In connection with processing you have in particular the following rights: • the right of access to your personal data and to obtain a copy (Article 15 GDPR); • the right to rectification of inaccurate data and to have incomplete data completed (Article 16 GDPR); • the right to erasure (“right to be forgotten”) where the conditions in Article 17 GDPR are met; • the right to restriction of processing under Article 18 GDPR; • the right to data portability for data processed by automated means on the basis of contract or consent, where technically feasible (Article 20 GDPR); • the right to object to processing based on legitimate interests (Article 21 GDPR); • the right not to be subject to solely automated decision-making, including profiling, with legal or similarly significant effects where Article 22 GDPR applies; • the right to lodge a complaint with a supervisory authority, in particular the Office for Personal Data Protection (Úřad pro ochranu osobních údajů), Pplk. Sochora 27, 170 00 Prague 7, Czech Republic, www.uoou.cz, if you believe processing infringes your rights. Where processing is based on consent, you may withdraw consent at any time; withdrawal does not affect the lawfulness of processing before withdrawal.

Exercising your rights and enquiries

To exercise the rights above, or for questions about this policy or our processing, please contact the controller using the e-mail address on this site’s contact page.

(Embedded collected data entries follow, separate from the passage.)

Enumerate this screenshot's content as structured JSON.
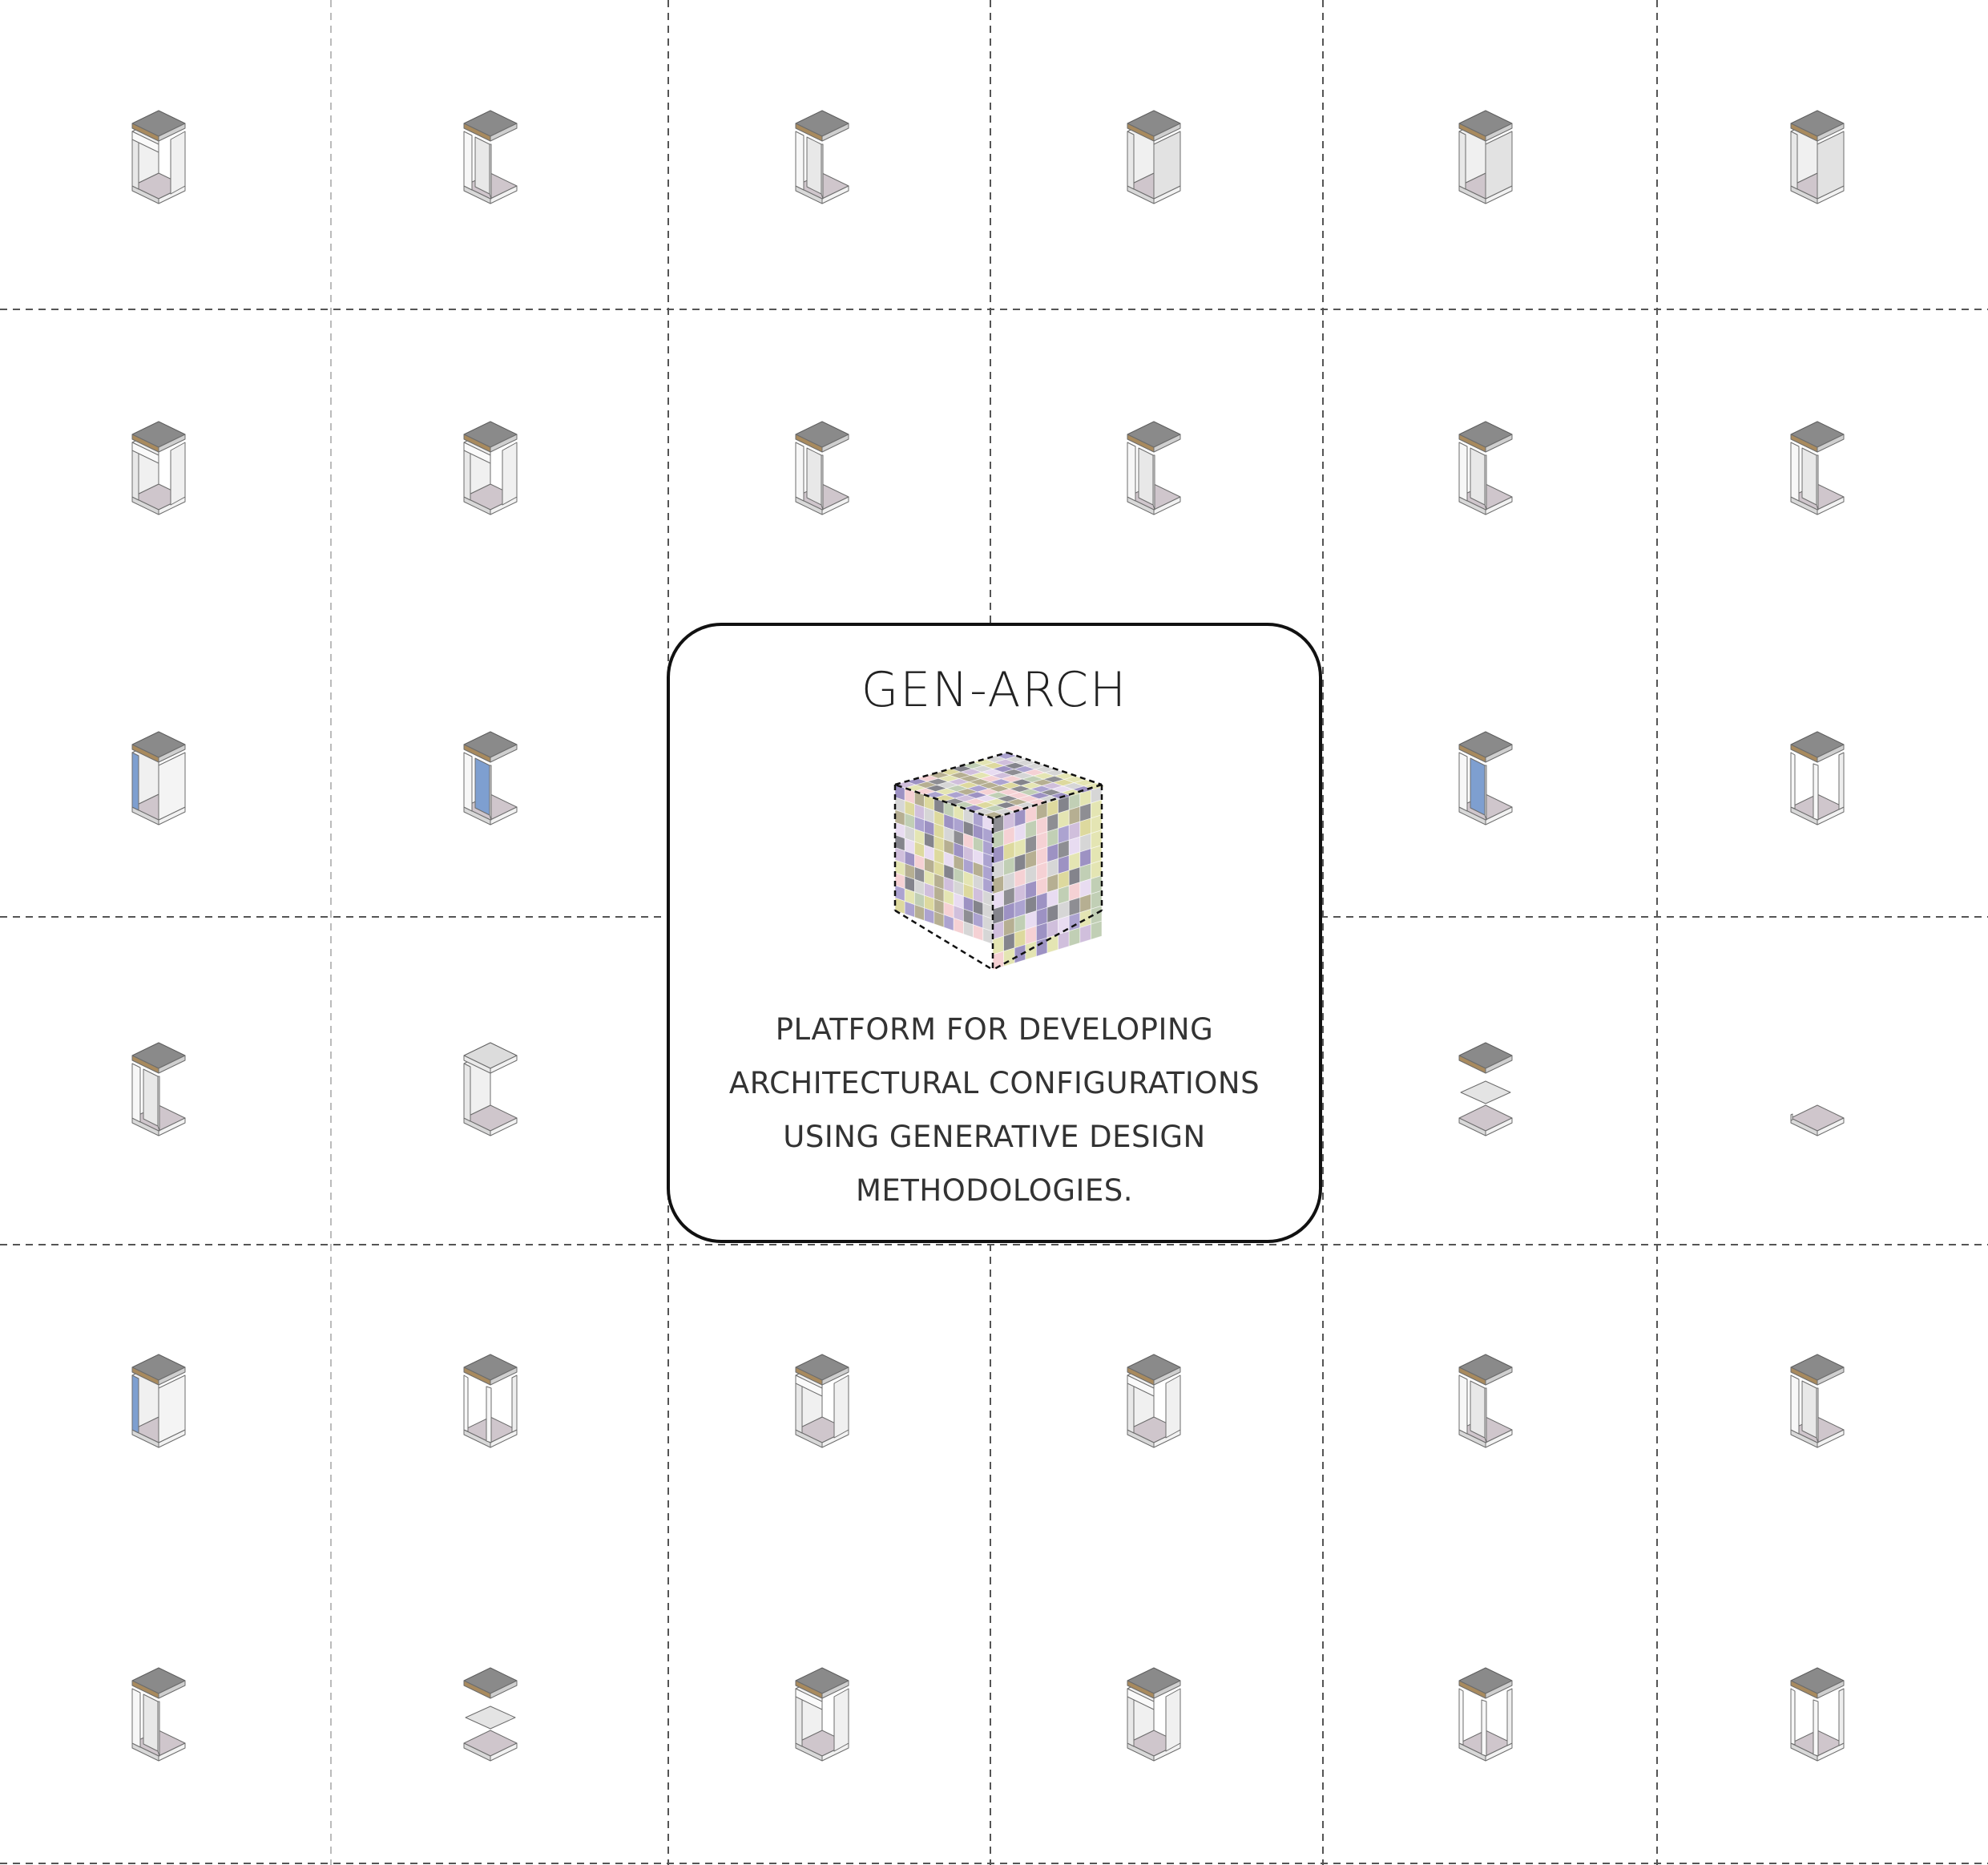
{
  "card": {
    "title": "GEN-ARCH",
    "description_lines": [
      "PLATFORM FOR DEVELOPING",
      "ARCHITECTURAL CONFIGURATIONS",
      "USING GENERATIVE DESIGN",
      "METHODOLOGIES."
    ]
  },
  "colors": {
    "roof": "#8a8a8a",
    "roof_edge": "#a88a5e",
    "floor": "#cfc6cc",
    "wall": "#e8e8e8",
    "glass": "#7e9fd0",
    "grid_line": "#555555",
    "card_border": "#111111"
  },
  "icons": {
    "cell_icon": "isometric-module-icon",
    "card_icon": "voxel-cube-icon"
  },
  "modules": [
    {
      "variant": "c-open",
      "glass": false
    },
    {
      "variant": "frame",
      "glass": false
    },
    {
      "variant": "frame",
      "glass": false
    },
    {
      "variant": "closed",
      "glass": false
    },
    {
      "variant": "closed",
      "glass": false
    },
    {
      "variant": "closed",
      "glass": false
    },
    {
      "variant": "c-open",
      "glass": false
    },
    {
      "variant": "c-open",
      "glass": false
    },
    {
      "variant": "frame",
      "glass": false
    },
    {
      "variant": "frame",
      "glass": false
    },
    {
      "variant": "frame",
      "glass": false
    },
    {
      "variant": "frame",
      "glass": false
    },
    {
      "variant": "closed",
      "glass": true
    },
    {
      "variant": "frame",
      "glass": true
    },
    null,
    null,
    {
      "variant": "frame",
      "glass": true
    },
    {
      "variant": "posts",
      "glass": false
    },
    {
      "variant": "frame",
      "glass": false
    },
    {
      "variant": "no-roof",
      "glass": false
    },
    null,
    null,
    {
      "variant": "split",
      "glass": false
    },
    {
      "variant": "base-only",
      "glass": false
    },
    {
      "variant": "closed",
      "glass": true
    },
    {
      "variant": "posts",
      "glass": false
    },
    {
      "variant": "c-open",
      "glass": false
    },
    {
      "variant": "c-open",
      "glass": false
    },
    {
      "variant": "frame",
      "glass": false
    },
    {
      "variant": "frame",
      "glass": false
    },
    {
      "variant": "frame",
      "glass": false
    },
    {
      "variant": "split",
      "glass": false
    },
    {
      "variant": "c-open",
      "glass": false
    },
    {
      "variant": "c-open",
      "glass": false
    },
    {
      "variant": "posts",
      "glass": false
    },
    {
      "variant": "posts",
      "glass": false
    }
  ]
}
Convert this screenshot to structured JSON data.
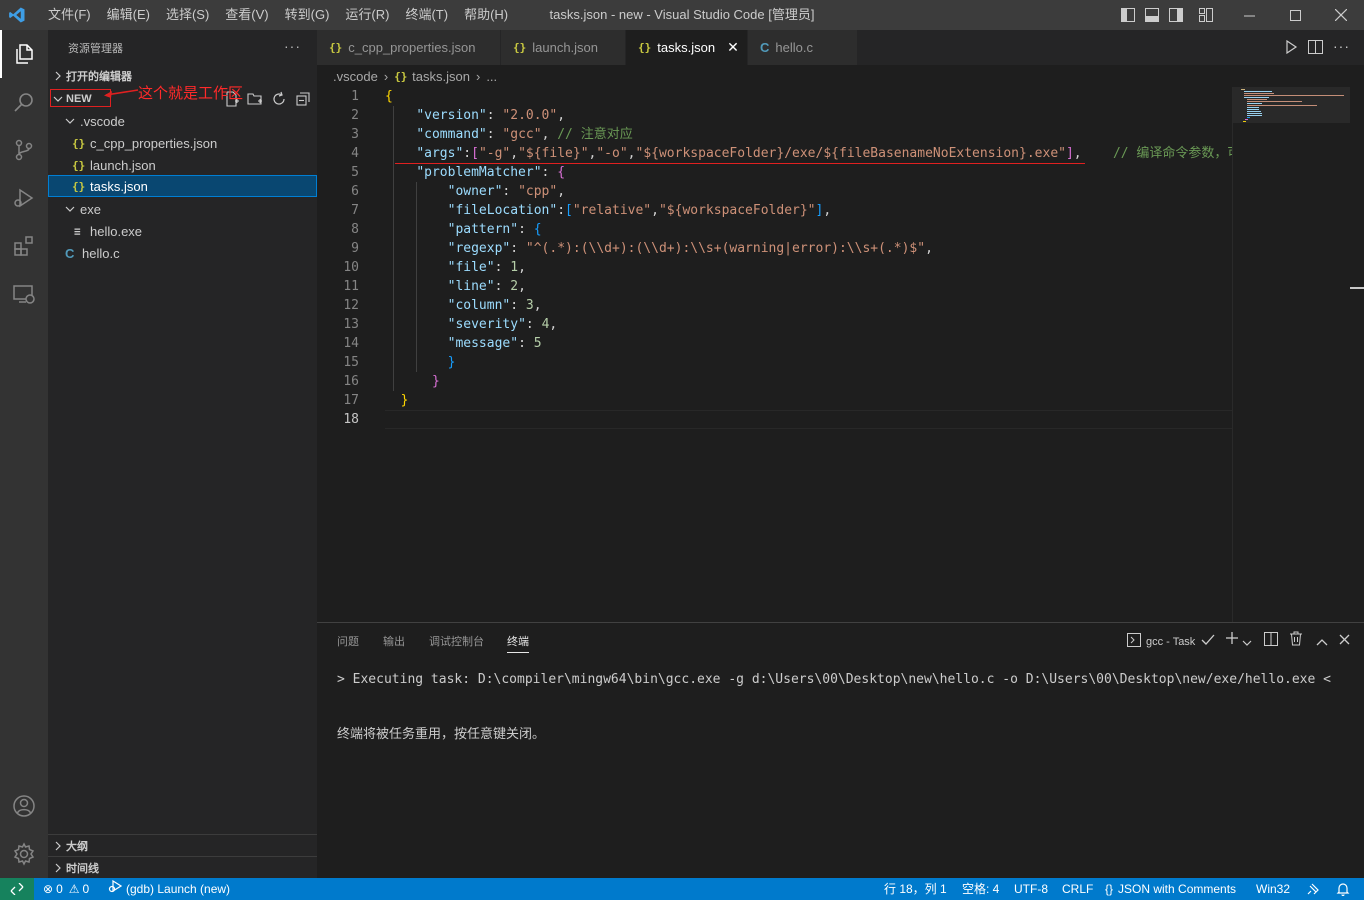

We will respond without undue delay and in any event within one month of receipt of the request; in justified cases this period may be extended under Article 12(3) GDPR. We may update this policy from time to time; the current version is always published on this page. We may notify you of material changes where circumstances require it.

This text is provided for general information; you should have it reviewed by a lawyer for your specific situation.